# AFEW AROS SHOTS..



## thePACK (Jan 3, 2003)




----------



## thePACK (Jan 3, 2003)




----------



## thePACK (Jan 3, 2003)




----------



## Joga Bonito (Oct 30, 2004)

what he eating?


----------



## pyrokingbrand (Nov 30, 2004)

Those are some cool pics. Oh and by the way whats he eating?


----------



## NIKE (Jan 27, 2003)

Great shots dude.


----------



## Fomoris (Mar 13, 2005)

Nice Aro... I think he is eating a rosy red !


----------



## jan (Apr 24, 2004)

Great aro's







Especially that Jardini looks very mean and beautiful, my compliments


----------



## Handikapped (Nov 5, 2004)

i think its a feeder goldfish that the silver is munching on


----------



## thePACK (Jan 3, 2003)

thanks guys and yeah it was feeder goldfish..once in awhile i like to see them chase food down..


----------



## waspride (Jun 13, 2004)

Great looking aro.


----------



## DiPpY eGgS (Mar 6, 2005)

nice fish! nice pics! .. I got rid of my arro after finding him on the floor 2ce a week.. LOL


----------



## Gordeez (Sep 21, 2003)

Wow! I didnt think you owned any fish :rasp: 
Great looking fish man. that second shot is some Sweet Action!


----------



## Serygo (May 17, 2004)

Is it me or is your Silver arowana under weight (either that, or my silver is FAT)











Gordeez said:


> Wow!
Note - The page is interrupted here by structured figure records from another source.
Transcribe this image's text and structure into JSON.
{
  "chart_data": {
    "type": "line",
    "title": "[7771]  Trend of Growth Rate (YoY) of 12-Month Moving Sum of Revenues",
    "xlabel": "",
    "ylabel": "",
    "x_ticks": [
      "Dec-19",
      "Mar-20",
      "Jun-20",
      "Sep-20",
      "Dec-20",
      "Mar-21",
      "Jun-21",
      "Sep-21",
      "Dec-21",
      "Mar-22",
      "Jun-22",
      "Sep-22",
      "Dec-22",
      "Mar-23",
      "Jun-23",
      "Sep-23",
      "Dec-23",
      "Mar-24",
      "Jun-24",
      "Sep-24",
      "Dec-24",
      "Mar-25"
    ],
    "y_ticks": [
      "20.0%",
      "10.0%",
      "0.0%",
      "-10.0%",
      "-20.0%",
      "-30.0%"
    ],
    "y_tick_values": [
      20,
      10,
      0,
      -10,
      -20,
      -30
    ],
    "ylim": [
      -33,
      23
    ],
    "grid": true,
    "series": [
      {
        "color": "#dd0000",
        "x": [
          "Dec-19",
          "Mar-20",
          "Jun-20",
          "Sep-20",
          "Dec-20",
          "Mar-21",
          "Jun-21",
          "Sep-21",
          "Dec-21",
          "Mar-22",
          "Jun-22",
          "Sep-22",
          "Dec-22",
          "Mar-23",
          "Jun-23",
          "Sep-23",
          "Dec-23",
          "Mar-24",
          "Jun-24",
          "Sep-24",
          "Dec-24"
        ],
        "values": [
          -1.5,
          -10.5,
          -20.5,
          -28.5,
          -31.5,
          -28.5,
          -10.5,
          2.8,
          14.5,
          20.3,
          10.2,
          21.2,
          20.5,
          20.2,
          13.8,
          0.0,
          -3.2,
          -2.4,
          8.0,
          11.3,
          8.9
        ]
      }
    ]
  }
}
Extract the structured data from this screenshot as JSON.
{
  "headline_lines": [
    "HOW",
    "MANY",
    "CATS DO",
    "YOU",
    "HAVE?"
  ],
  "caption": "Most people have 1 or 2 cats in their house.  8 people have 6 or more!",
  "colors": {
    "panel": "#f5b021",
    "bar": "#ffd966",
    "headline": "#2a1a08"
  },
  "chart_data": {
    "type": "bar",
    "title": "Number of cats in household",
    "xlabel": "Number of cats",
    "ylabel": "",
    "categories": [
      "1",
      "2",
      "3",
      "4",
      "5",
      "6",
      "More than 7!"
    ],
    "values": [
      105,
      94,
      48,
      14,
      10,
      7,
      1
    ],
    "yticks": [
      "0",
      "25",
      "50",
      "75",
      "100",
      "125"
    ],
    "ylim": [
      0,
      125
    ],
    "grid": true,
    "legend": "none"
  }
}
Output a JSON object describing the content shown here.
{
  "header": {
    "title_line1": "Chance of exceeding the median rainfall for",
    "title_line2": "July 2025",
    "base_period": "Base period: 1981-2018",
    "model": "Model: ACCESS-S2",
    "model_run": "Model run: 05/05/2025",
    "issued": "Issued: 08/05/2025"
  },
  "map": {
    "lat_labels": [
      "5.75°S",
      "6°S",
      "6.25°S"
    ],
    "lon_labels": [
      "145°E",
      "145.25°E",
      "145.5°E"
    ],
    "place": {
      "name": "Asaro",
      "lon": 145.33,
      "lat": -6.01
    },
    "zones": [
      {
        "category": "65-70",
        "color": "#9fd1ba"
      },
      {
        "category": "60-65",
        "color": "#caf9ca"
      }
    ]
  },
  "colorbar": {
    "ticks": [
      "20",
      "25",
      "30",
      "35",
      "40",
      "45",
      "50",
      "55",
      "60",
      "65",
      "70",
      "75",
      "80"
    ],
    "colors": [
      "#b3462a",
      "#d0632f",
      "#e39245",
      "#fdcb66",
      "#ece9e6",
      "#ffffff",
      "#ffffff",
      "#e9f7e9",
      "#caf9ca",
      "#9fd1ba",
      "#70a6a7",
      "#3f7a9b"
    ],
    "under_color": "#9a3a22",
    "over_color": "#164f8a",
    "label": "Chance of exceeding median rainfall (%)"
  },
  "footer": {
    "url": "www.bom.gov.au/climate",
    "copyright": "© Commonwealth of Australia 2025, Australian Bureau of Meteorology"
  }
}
I didnt think you owned any fish :rasp:
> Great looking fish man. that second shot is some Sweet Action!
> 
> 
> ...


I thought he only kept saltwater


----------



## thePACK (Jan 3, 2003)

Serygo said:


> Is it me or is your Silver arowana under weight (either that, or my silver is FAT)
> 
> 
> 
> ...


trust me,this guy eat like a pig..scarfs down pieces of shrimp every other day and pellets food everyday...

and on fish,i have a variety of fish ...from salt to fresh


----------



## mr.PIMP4969 (Jun 2, 2004)

what is that pink thing under the silver aros eye


----------